The VRLT does not apply to land without a home on it (sometimes called unimproved land), although unimproved residential land in 16 suburbs of metropolitan Melbourne, that has remained undeveloped for at least five years and is capable of residential development may attract VRLT from January 1, 2026 onwards.

More information about unimproved land and the VRLT is coming soon and while there’s no suggestion they’ll extend the tax to unimproved, residentially-zoned land in regional areas, there’s nothing to say they won’t.

However, residential land outside of inner and middle Melbourne (i.e. outer Melbourne and regional Victoria) with a residence that was under construction or renovation or that was uninhabitable as at December 31, 2023, may attract the VRLT from January 1, 2026.

Exemptions apply.

Properties that are exempt from the VRLT include:

  • Your principal place of residence (PPR)
  • An exemption applies to a property used and occupied by the owner or a vested beneficiary of the trust to which the land is subject as their holiday home for at least 4 weeks (whether continuous or aggregate) in a calendar year.
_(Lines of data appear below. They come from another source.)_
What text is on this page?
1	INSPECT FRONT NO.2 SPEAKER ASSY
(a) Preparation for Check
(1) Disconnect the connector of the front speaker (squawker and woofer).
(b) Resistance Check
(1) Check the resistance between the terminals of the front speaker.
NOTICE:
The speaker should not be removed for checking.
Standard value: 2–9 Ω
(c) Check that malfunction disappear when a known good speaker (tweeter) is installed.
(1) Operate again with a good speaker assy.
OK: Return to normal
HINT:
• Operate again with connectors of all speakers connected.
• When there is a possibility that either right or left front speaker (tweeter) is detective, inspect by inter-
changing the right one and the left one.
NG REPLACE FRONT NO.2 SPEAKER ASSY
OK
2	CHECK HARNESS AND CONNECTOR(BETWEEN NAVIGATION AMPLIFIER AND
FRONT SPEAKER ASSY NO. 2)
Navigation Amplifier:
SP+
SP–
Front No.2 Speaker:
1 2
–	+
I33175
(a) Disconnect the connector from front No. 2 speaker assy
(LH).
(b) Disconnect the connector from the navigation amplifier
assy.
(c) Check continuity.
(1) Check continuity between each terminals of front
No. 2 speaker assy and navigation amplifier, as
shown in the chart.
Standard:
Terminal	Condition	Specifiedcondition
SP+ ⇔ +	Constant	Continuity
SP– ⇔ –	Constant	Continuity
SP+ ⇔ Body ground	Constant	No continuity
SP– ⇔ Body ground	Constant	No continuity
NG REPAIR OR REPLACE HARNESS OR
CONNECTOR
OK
To qualify for this exemption, the owner or vested beneficiary must also have a principal place of residence (home) in Australia in addition to their holiday home, but they do not have to own that home.
  • Properties that change ownership during a calendar year are exempt from VRLT in the following year
  • Properties for sale (up to 3 years exemption), where the owner has made genuine and reasonable efforts to sell the land during that 3-year period.

According to one local short-stay holiday home provider, who has been managing two properties on Phillip Island for 25 years, the 4-weeks of owner’s use is no panacea.

“I operate the two properties like a business. If I stay in one of them for four weeks to get out of the VRLT, I can’t claim a full year of expenses off my income tax. And I still have to pay $10,000 on the other house anyway, going up to $20,000 the following year and then $30,000.”

The sticking point for locals who provide short-stay accommodation is they may not qualify for the exemption by claiming they stay in the property they own nearby.

“The Commissioner of State Revenue must also be satisfied that the property was a genuine holiday home, having regard to its location and distance between the owner or vested beneficiary’s actual home and the holiday home, as well as the frequency and nature of its use,” according to details provided on the exemptions’ page of the SRO website.

And it only applies to one holiday home.

“An owner or a vested beneficiary will only be able to claim one holiday home exemption in a calendar year.”

There are other exemptions, see SRO website HERE

Penalty warning

Severe penalties apply.

Failing to advise the SRO that you own vacant residential property (including a holiday home or accommodation other than your principle place of residence) is a notification default under the Taxation Administration Act 1997. When this happens, you will be liable for penalty tax on the amount assessed in accordance with the SRO’s revenue ruling on penalty tax and interest. This may be penalty tax of:

* 5% if you voluntarily tell them about your vacant residential properties before they start an investigation

* 20% if you tell them about your vacant residential properties after they start an investigation

* Up to 90% if the SRO believes that you intentionally disregarded the law and hindered their investigation.

Dob in a cheat

The State Revenue Office is also encouraging people to dob in a cheat, providing a “tip-off” link on the SRO website:

“As part of our compliance strategy, we actively pursue cases where people are not complying with their tax or grant obligations. Penalties and legal action may result from our investigations.

“You can provide a tip-off about another person, company or entity to notify us of non-compliance.

“Information can be given anonymously and is protected by our privacy policy and secrecy provisions.”